Remark 2. One may ask if our problem is \(\APX\)-complete, and the answer is “no”. To see why, note that one can see that a generalisation of our \(\L\)-reduction works for the minimum vertex cover for hypergraphs.
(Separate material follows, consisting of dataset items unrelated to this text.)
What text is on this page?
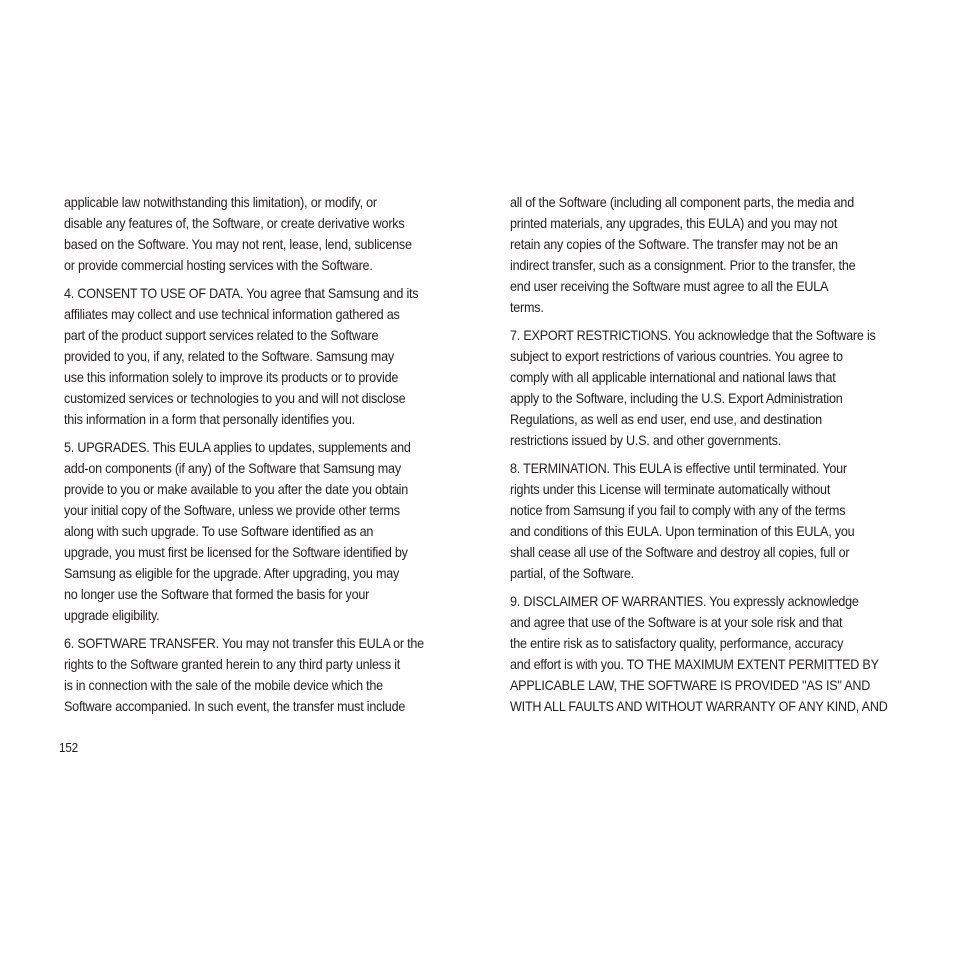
applicable law notwithstanding this limitation), or modify, or
disable any features of, the Software, or create derivative works
based on the Software. You may not rent, lease, lend, sublicense
or provide commercial hosting services with the Software.

4. CONSENT TO USE OF DATA. You agree that Samsung and its
affiliates may collect and use technical information gathered as
part of the product support services related to the Software
provided to you, if any, related to the Software. Samsung may
use this information solely to improve its products or to provide
customized services or technologies to you and will not disclose
this information in a form that personally identifies you.

5. UPGRADES. This EULA applies to updates, supplements and
add-on components (if any) of the Software that Samsung may
provide to you or make available to you after the date you obtain
your initial copy of the Software, unless we provide other terms
along with such upgrade. To use Software identified as an
upgrade, you must first be licensed for the Software identified by
Samsung as eligible for the upgrade. After upgrading, you may
no longer use the Software that formed the basis for your
upgrade eligibility.

6. SOFTWARE TRANSFER. You may not transfer this EULA or the
rights to the Software granted herein to any third party unless it
is in connection with the sale of the mobile device which the
Software accompanied. In such event, the transfer must include

all of the Software (including all component parts, the media and
printed materials, any upgrades, this EULA) and you may not
retain any copies of the Software. The transfer may not be an
indirect transfer, such as a consignment. Prior to the transfer, the
end user receiving the Software must agree to all the EULA
terms.

7. EXPORT RESTRICTIONS. You acknowledge that the Software is
subject to export restrictions of various countries. You agree to
comply with all applicable international and national laws that
apply to the Software, including the U.S. Export Administration
Regulations, as well as end user, end use, and destination
restrictions issued by U.S. and other governments.

8. TERMINATION. This EULA is effective until terminated. Your
rights under this License will terminate automatically without
notice from Samsung if you fail to comply with any of the terms
and conditions of this EULA. Upon termination of this EULA, you
shall cease all use of the Software and destroy all copies, full or
partial, of the Software.

9. DISCLAIMER OF WARRANTIES. You expressly acknowledge
and agree that use of the Software is at your sole risk and that
the entire risk as to satisfactory quality, performance, accuracy
and effort is with you. TO THE MAXIMUM EXTENT PERMITTED BY
APPLICABLE LAW, THE SOFTWARE IS PROVIDED "AS IS" AND
WITH ALL FAULTS AND WITHOUT WARRANTY OF ANY KIND, AND

152
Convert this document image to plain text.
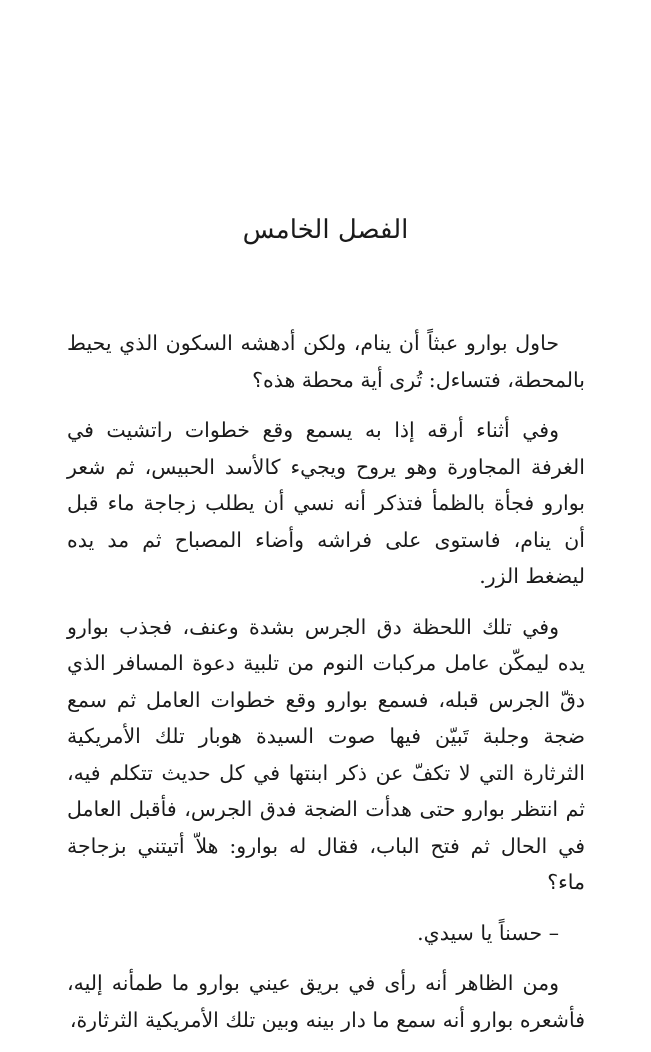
الفصل الخامس

حاول بوارو عبثاً أن ينام، ولكن أدهشه السكون الذي يحيط بالمحطة، فتساءل: تُرى أية محطة هذه؟

وفي أثناء أرقه إذا به يسمع وقع خطوات راتشيت في الغرفة المجاورة وهو يروح ويجيء كالأسد الحبيس، ثم شعر بوارو فجأة بالظمأ فتذكر أنه نسي أن يطلب زجاجة ماء قبل أن ينام، فاستوى على فراشه وأضاء المصباح ثم مد يده ليضغط الزر.

وفي تلك اللحظة دق الجرس بشدة وعنف، فجذب بوارو يده ليمكّن عامل مركبات النوم من تلبية دعوة المسافر الذي دقّ الجرس قبله، فسمع بوارو وقع خطوات العامل ثم سمع ضجة وجلبة تَبيّن فيها صوت السيدة هوبار تلك الأمريكية الثرثارة التي لا تكفّ عن ذكر ابنتها في كل حديث تتكلم فيه، ثم انتظر بوارو حتى هدأت الضجة فدق الجرس، فأقبل العامل في الحال ثم فتح الباب، فقال له بوارو: هلاّ أتيتني بزجاجة ماء؟

– حسناً يا سيدي.

ومن الظاهر أنه رأى في بريق عيني بوارو ما طمأنه إليه، فأشعره بوارو أنه سمع ما دار بينه وبين تلك الأمريكية الثرثارة،
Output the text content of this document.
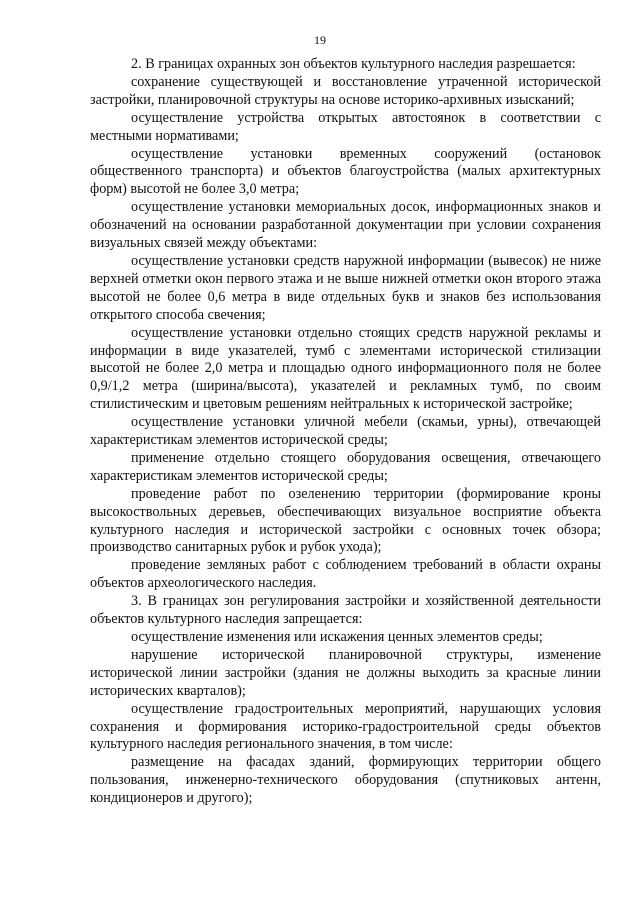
19

2. В границах охранных зон объектов культурного наследия разрешается:

сохранение существующей и восстановление утраченной исторической застройки, планировочной структуры на основе историко-архивных изысканий;

осуществление устройства открытых автостоянок в соответствии с местными нормативами;

осуществление установки временных сооружений (остановок общественного транспорта) и объектов благоустройства (малых архитектурных форм) высотой не более 3,0 метра;

осуществление установки мемориальных досок, информационных знаков и обозначений на основании разработанной документации при условии сохранения визуальных связей между объектами:

осуществление установки средств наружной информации (вывесок) не ниже верхней отметки окон первого этажа и не выше нижней отметки окон второго этажа высотой не более 0,6 метра в виде отдельных букв и знаков без использования открытого способа свечения;

осуществление установки отдельно стоящих средств наружной рекламы и информации в виде указателей, тумб с элементами исторической стилизации высотой не более 2,0 метра и площадью одного информационного поля не более 0,9/1,2 метра (ширина/высота), указателей и рекламных тумб, по своим стилистическим и цветовым решениям нейтральных к исторической застройке;

осуществление установки уличной мебели (скамьи, урны), отвечающей характеристикам элементов исторической среды;

применение отдельно стоящего оборудования освещения, отвечающего характеристикам элементов исторической среды;

проведение работ по озеленению территории (формирование кроны высокоствольных деревьев, обеспечивающих визуальное восприятие объекта культурного наследия и исторической застройки с основных точек обзора; производство санитарных рубок и рубок ухода);

проведение земляных работ с соблюдением требований в области охраны объектов археологического наследия.

3. В границах зон регулирования застройки и хозяйственной деятельности объектов культурного наследия запрещается:

осуществление изменения или искажения ценных элементов среды;

нарушение исторической планировочной структуры, изменение исторической линии застройки (здания не должны выходить за красные линии исторических кварталов);

осуществление градостроительных мероприятий, нарушающих условия сохранения и формирования историко-градостроительной среды объектов культурного наследия регионального значения, в том числе:

размещение на фасадах зданий, формирующих территории общего пользования, инженерно-технического оборудования (спутниковых антенн, кондиционеров и другого);
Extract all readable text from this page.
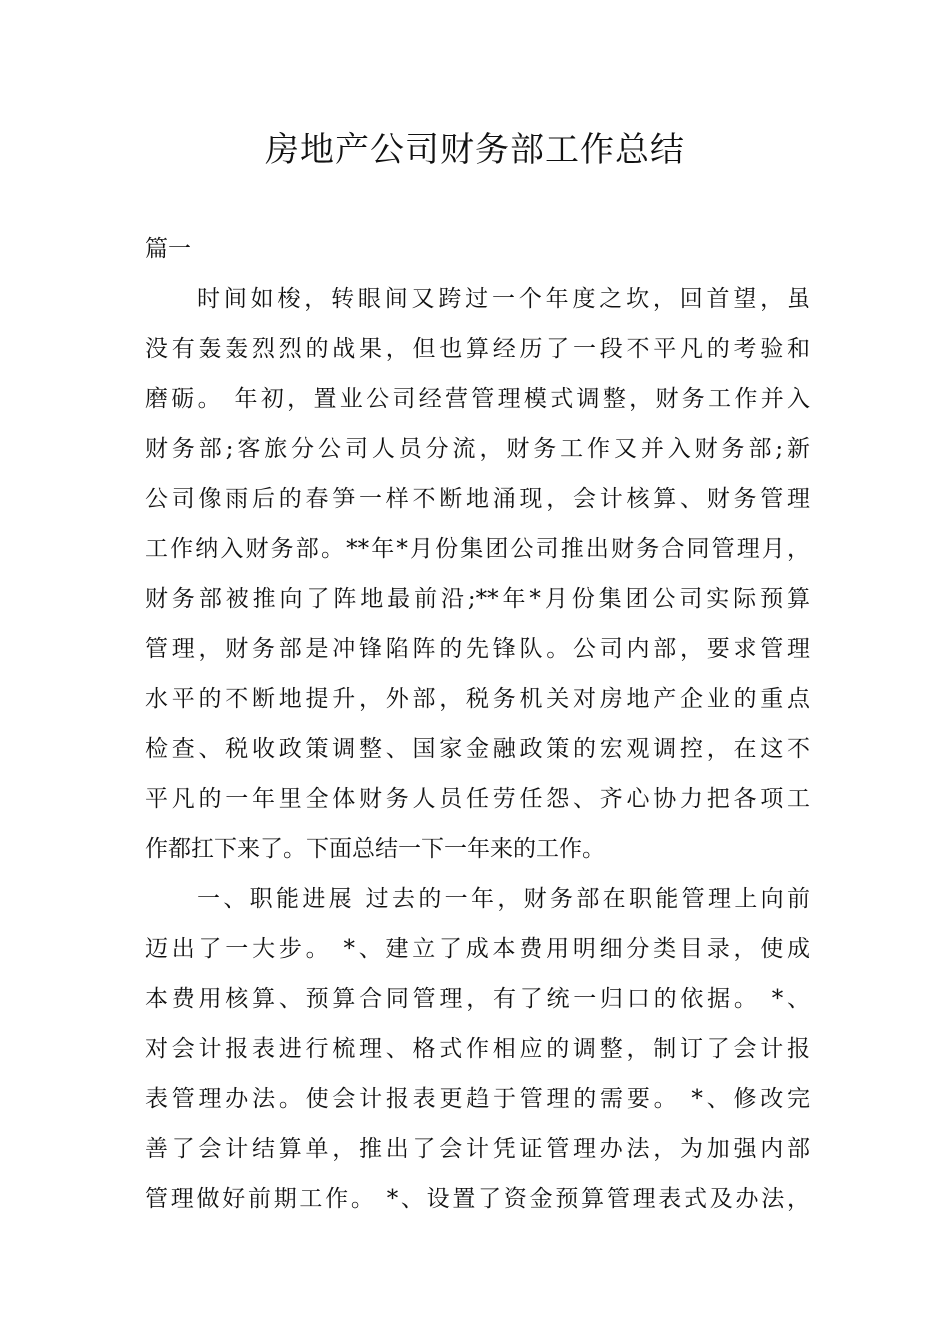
房地产公司财务部工作总结
篇一
时间如梭，转眼间又跨过一个年度之坎，回首望，虽
没有轰轰烈烈的战果，但也算经历了一段不平凡的考验和
磨砺。 年初，置业公司经营管理模式调整，财务工作并入
财务部;客旅分公司人员分流，财务工作又并入财务部;新
公司像雨后的春笋一样不断地涌现，会计核算、财务管理
工作纳入财务部。**年*月份集团公司推出财务合同管理月，
财务部被推向了阵地最前沿;**年*月份集团公司实际预算
管理，财务部是冲锋陷阵的先锋队。公司内部，要求管理
水平的不断地提升，外部，税务机关对房地产企业的重点
检查、税收政策调整、国家金融政策的宏观调控，在这不
平凡的一年里全体财务人员任劳任怨、齐心协力把各项工
作都扛下来了。下面总结一下一年来的工作。
一、职能进展 过去的一年，财务部在职能管理上向前
迈出了一大步。 *、建立了成本费用明细分类目录，使成
本费用核算、预算合同管理，有了统一归口的依据。 *、
对会计报表进行梳理、格式作相应的调整，制订了会计报
表管理办法。使会计报表更趋于管理的需要。 *、修改完
善了会计结算单，推出了会计凭证管理办法，为加强内部
管理做好前期工作。 *、设置了资金预算管理表式及办法，
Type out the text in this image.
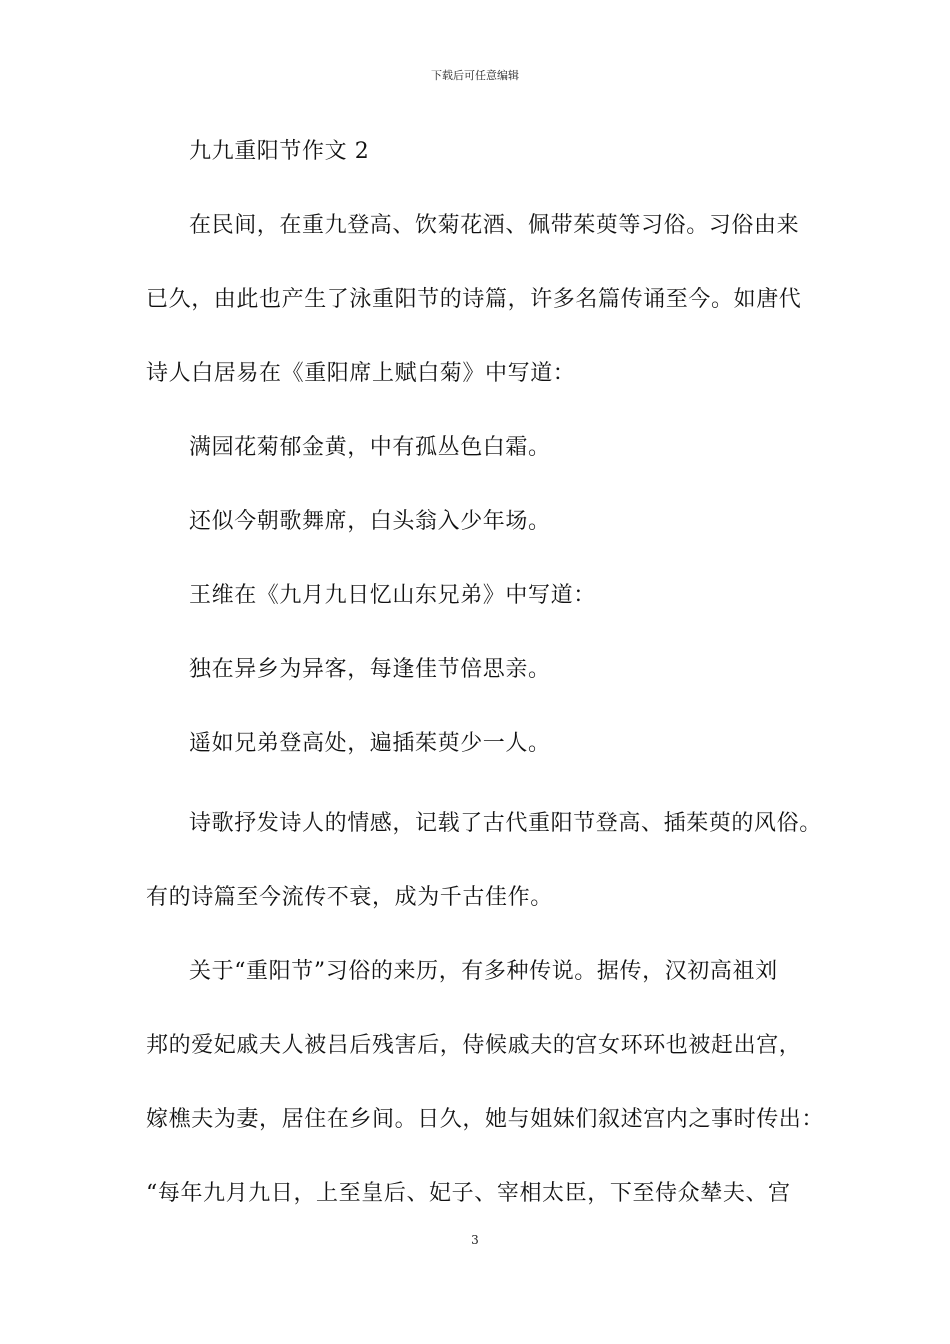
下载后可任意编辑
九九重阳节作文 2
在民间，在重九登高、饮菊花酒、佩带茱萸等习俗。习俗由来
已久，由此也产生了泳重阳节的诗篇，许多名篇传诵至今。如唐代
诗人白居易在《重阳席上赋白菊》中写道：
满园花菊郁金黄，中有孤丛色白霜。
还似今朝歌舞席，白头翁入少年场。
王维在《九月九日忆山东兄弟》中写道：
独在异乡为异客，每逢佳节倍思亲。
遥如兄弟登高处，遍插茱萸少一人。
诗歌抒发诗人的情感，记载了古代重阳节登高、插茱萸的风俗。
有的诗篇至今流传不衰，成为千古佳作。
关于“重阳节”习俗的来历，有多种传说。据传，汉初高祖刘
邦的爱妃戚夫人被吕后残害后，侍候戚夫的宫女环环也被赶出宫，
嫁樵夫为妻，居住在乡间。日久，她与姐妹们叙述宫内之事时传出：
“每年九月九日，上至皇后、妃子、宰相太臣，下至侍众辇夫、宫
3
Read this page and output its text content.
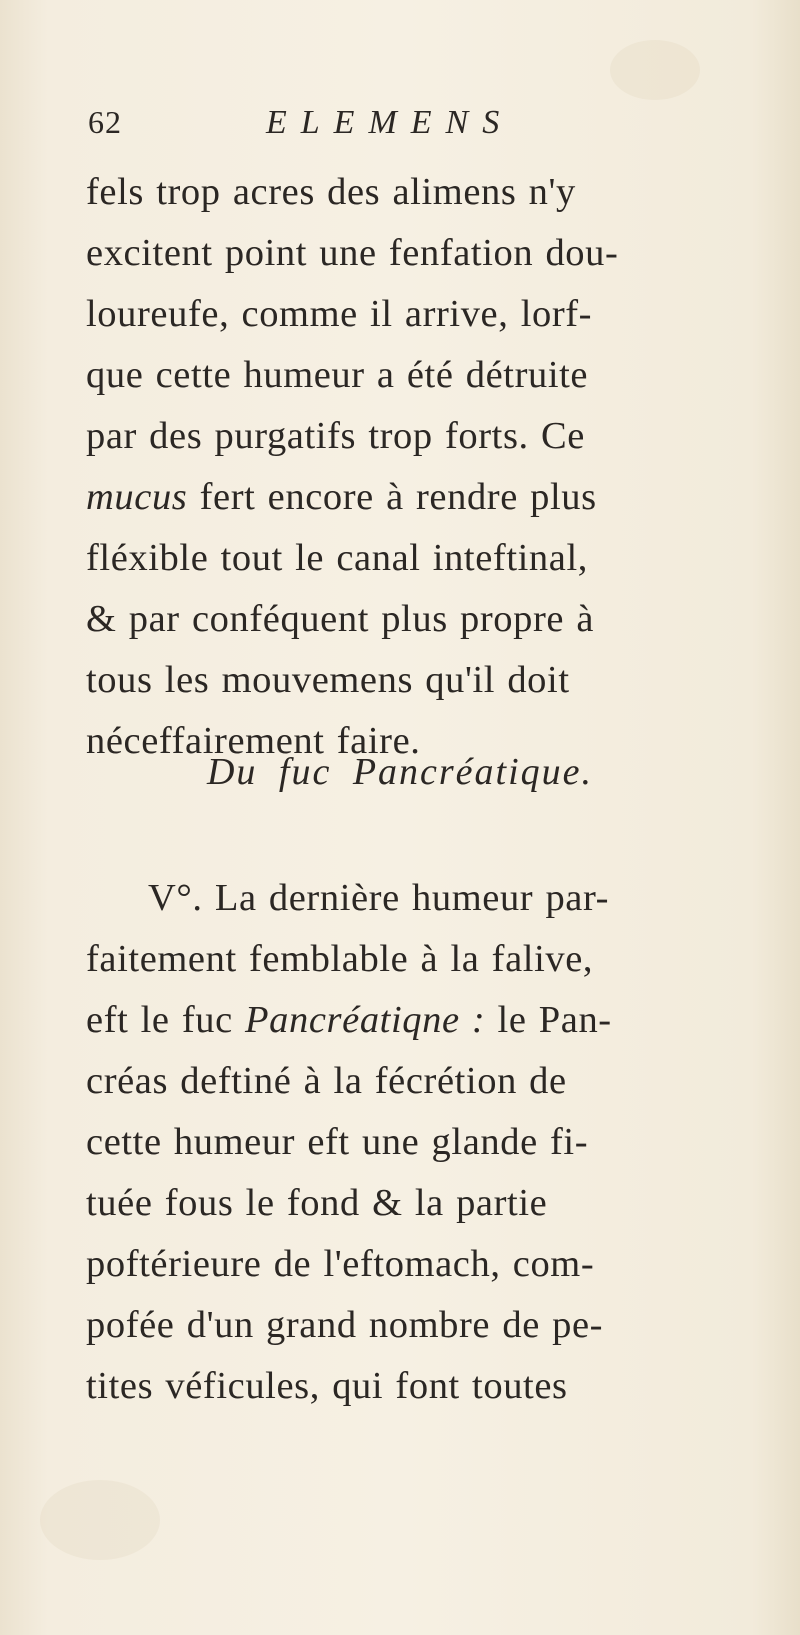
62	ELEMENS
fels trop acres des alimens n'y
excitent point une fenfation dou-
loureufe, comme il arrive, lorf-
que cette humeur a été détruite
par des purgatifs trop forts. Ce
mucus fert encore à rendre plus
fléxible tout le canal inteftinal,
& par conféquent plus propre à
tous les mouvemens qu'il doit
néceffairement faire.
Du fuc Pancréatique.
V°. La dernière humeur par-
faitement femblable à la falive,
eft le fuc Pancréatiqne : le Pan-
créas deftiné à la fécrétion de
cette humeur eft une glande fi-
tuée fous le fond & la partie
poftérieure de l'eftomach, com-
pofée d'un grand nombre de pe-
tites véficules, qui font toutes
Morever, with a suitable choice of \(\lambda\) which depends only on the input, a \(C\)-approximation algorithm for our problem then gives a \(11C\)-approximation for minimum vertex cover in hypergraphs.
But that is unlikely, as this problem is not in \(\APX\) (whilst being \(\APX\)-hard). In particular, for \(k\)-regular hypergraphs, Dinur et al. (Dinur et al., 2003) showed that it is impossible to approximate minimum vertex cover within \(k-1-\varepsilon\) for any \(k \geq 3\) and \(\varepsilon > 0\).